There has been much discussion regarding the ongoing battle between Apple and the FBI, which stemmed from the San Bernardino terrorist attacks in December. The FBI wants into the attacker's iPhone, and Apple has continued to claim that it can't let anyone in, and is likewise disinterested in helping someone do their dirty work. This case became interesting earlier this week, though, when the FBI publicly claimed it didn't need Apple anymore for its ongoing investigation - at least for the time-being.
As Apple's current battle proves, the government doesn't want to be held back if it wants into an alleged criminal's smartphone. A common alternative for those who want to better protect themselves from prying eye has been to use 'throwaway' phones, which has been fine for those willing to deal with the hassles of working with them. However, focus has begun to turn to these prepaid devices as well, to potentially render them useless for those who want them for terrorist or otherwise nefarious purposes, while making them a major inconvenience for those buying them for legitimate reasons.
And as it turns out, California Representative Jackie Speier has just introduced a new bill that would require retailers to ID and jot down information on their customers purchasing prepaid phones. That information would include a full name, home address, and date of birth. If that sounds a bit unusual for a such a simple purchase, it gets better (or worse as the case may be). The information would need to be verified with either a credit card or social security number.
To require an SSN to purchase a prepaid smartphone changes these measures from 'unusual' to 'extreme'. As important as an SSN is, it's obviously never wise to give it out freely. In fact, there are very few institutions that someone might work with that should have access to it. That goes for contract plans as well: giving out a social security number is simply a risk.

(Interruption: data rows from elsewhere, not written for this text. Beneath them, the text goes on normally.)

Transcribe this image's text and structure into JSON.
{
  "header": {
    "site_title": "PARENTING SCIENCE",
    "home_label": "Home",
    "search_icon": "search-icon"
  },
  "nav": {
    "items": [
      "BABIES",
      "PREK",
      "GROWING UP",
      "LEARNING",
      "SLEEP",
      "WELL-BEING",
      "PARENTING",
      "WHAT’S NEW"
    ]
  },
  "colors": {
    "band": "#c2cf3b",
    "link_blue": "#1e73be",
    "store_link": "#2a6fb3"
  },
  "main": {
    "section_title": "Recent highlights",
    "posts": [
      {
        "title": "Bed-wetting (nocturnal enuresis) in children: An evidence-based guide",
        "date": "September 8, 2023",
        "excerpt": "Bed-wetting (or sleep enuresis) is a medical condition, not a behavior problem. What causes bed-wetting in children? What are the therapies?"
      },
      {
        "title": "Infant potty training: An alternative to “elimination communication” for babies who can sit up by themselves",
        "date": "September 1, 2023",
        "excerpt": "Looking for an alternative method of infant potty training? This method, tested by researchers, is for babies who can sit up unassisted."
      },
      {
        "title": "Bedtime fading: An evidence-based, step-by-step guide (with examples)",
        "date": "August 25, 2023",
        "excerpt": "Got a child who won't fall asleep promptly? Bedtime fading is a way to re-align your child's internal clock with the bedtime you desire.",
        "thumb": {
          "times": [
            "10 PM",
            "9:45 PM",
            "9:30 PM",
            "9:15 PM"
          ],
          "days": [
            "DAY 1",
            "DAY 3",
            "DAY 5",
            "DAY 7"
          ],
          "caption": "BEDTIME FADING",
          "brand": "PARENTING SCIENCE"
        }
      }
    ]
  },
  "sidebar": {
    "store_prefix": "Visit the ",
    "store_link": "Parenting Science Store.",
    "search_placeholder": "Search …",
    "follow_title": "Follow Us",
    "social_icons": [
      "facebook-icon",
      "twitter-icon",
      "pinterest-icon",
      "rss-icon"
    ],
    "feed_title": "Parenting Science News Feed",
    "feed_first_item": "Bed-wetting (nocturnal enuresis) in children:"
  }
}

If this bill were to pass, it would set a major precedent, as purchasing a mere prepaid smartphone would include the kind of scrutiny you'd expect when buying a firearm. The difference is that buying a prepaid smartphone wouldn't require a government application to be filled out.
Since this bill has only just been introduced, there's no saying that it's going to succeed for long. The next step would be that it needs to be passed in the House, and there's no saying the chances are of it, though it sounds like a threat. However, with the government's efforts to crack down on device encryption and general privacy at an all-time high, we can't just assume that there won't at least be some support behind it.